Amanda Turkiewicz

Tobramycin

Why is this medication prescribed?
Tobramycin is an intravenous antibiotic that belongs to a class of medications called aminoglycosides. In CF, tobramycin is used to treat lung infections caused by specific bacteria - for example Pseudomonas aeruginosa.

How does this medication work?
Tobramycin works by decreasing the amount of bacteria in the lungs.

What is the usual dose?
The amount of medication given depends on your weight and will be adjusted based on your blood levels. How often the medication is given will be determined by your doctor.

How should this medication be taken?
Tobramycin is a medication that needs careful checking. If there is too little in your body, the drug will not fight the infection; if there is too much, it can harm the kidneys and your hearing. Your doctor will order blood to be drawn at the start of your treatment to make sure your tobramycin levels are safe. The treatment usually lasts 10-14 days, however, your doctor may decide that you need a longer treatment.

It is possible that your treatment could be finished at home. If you finish therapy at home, tobramycin should be given by someone trained to administer IV medications. Sometimes you or a family member can be taught to administer IV antibiotics.
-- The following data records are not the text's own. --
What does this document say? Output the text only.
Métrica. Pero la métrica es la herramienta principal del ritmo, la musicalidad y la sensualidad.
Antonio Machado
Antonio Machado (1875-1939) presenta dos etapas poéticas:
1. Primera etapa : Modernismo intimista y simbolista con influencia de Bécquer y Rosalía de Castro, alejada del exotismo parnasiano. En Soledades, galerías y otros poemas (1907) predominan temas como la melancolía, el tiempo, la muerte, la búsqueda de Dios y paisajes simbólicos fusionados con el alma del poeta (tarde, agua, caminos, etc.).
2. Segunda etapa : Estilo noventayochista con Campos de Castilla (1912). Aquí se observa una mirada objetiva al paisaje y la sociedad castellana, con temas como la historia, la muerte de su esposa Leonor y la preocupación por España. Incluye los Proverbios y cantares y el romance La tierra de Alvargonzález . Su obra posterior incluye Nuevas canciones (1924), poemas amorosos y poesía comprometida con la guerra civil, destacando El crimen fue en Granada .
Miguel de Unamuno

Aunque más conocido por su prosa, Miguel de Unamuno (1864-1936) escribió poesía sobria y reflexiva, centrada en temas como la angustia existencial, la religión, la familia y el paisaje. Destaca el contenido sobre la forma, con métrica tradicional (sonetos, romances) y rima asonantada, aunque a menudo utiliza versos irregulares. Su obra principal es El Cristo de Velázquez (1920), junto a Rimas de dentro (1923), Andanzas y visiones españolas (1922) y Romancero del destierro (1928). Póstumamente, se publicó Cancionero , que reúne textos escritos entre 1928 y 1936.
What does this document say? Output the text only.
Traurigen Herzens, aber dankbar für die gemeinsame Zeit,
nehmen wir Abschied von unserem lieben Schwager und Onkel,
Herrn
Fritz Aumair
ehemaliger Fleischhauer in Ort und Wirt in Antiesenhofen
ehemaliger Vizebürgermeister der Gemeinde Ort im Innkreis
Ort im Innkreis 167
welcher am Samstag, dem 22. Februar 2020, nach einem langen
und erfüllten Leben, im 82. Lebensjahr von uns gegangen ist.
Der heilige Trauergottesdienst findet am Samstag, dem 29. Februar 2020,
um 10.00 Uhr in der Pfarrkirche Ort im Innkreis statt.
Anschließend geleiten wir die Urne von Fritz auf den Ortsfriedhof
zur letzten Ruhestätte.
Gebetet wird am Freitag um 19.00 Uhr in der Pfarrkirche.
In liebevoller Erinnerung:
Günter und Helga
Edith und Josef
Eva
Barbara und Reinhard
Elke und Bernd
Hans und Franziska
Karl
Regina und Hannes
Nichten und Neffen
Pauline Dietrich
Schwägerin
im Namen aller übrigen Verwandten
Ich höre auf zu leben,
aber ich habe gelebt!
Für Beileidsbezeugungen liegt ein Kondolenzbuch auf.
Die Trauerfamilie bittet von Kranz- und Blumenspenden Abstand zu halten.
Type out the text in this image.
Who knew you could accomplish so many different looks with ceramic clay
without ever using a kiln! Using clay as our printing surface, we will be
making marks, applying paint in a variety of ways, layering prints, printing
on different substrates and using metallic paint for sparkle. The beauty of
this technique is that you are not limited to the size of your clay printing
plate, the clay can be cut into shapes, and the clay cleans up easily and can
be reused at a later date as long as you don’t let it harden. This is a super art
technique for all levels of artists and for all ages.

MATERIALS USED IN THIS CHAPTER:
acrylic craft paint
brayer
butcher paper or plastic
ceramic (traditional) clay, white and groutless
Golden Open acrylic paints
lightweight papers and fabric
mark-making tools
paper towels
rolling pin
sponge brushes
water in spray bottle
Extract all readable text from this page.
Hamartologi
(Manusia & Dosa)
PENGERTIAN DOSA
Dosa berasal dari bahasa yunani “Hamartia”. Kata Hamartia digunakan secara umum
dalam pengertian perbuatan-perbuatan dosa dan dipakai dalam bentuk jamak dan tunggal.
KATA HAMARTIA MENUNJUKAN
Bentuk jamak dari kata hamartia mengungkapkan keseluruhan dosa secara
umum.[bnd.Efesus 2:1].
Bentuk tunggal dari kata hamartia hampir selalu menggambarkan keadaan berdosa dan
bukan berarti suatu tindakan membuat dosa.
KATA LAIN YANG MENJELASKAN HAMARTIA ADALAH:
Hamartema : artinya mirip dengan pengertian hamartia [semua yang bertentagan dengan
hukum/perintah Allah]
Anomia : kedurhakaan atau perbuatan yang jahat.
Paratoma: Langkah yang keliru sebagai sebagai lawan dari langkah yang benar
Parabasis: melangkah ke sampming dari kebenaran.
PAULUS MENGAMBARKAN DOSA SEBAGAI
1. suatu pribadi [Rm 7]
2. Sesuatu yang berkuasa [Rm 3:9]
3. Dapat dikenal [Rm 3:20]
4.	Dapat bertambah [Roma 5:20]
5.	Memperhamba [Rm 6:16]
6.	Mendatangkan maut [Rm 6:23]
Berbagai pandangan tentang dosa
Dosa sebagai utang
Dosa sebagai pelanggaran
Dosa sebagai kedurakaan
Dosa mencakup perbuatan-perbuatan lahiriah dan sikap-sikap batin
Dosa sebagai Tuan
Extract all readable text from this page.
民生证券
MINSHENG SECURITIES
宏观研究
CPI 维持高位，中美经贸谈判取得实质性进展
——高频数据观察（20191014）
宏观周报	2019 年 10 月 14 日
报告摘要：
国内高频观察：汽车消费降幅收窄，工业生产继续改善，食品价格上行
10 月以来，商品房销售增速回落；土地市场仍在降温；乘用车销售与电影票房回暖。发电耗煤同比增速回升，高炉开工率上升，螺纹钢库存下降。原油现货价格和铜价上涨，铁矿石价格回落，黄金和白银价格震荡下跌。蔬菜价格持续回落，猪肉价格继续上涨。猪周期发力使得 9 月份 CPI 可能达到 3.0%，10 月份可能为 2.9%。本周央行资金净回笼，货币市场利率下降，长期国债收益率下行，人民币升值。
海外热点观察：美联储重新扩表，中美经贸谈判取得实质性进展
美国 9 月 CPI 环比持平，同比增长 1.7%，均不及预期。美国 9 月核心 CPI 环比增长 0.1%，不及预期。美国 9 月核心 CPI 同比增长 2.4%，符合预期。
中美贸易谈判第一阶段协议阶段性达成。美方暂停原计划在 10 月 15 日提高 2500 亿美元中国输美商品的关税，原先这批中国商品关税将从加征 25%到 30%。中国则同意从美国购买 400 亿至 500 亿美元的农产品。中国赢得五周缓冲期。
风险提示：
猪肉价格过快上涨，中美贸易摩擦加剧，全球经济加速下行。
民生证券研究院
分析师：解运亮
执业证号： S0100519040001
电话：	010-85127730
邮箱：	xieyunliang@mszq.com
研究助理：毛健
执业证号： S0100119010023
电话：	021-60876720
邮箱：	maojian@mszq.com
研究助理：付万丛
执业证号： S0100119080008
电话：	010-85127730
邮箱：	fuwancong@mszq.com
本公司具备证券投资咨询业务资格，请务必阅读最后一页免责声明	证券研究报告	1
If the IV bags are to be kept in the fridge, take the IV bag for the next dose out of the fridge one hour before the dose is due and let it warm to room temperature.

You must complete your treatment of antibiotics. Do not stop unless your doctor tells you to.

What should I do if I miss a dose?
Do not double any dose. If you forget to take a dose, take the missed dose as soon as you remember. If it is almost time for your next dose, skip the missed dose and take the next scheduled dose.

What should I expect from this medication?
You may or may not experience side effects. These side effects may disappear but let your doctor know if they are severe or if they last for more than 2 days. These include nausea, diarrhea, and pain at the site of the injection, but tell us if you have any other side effects as well.

Contact your doctor as soon as possible if you experience rash, hives, difficulty breathing, dizziness, trouble standing up, or ringing in the ears.

Precautions
If you are pregnant or think you might be pregnant, talk to your doctor before starting any antibiotics

If you are dehydrated or receiving a long treatment you may have an increased risk of toxicity.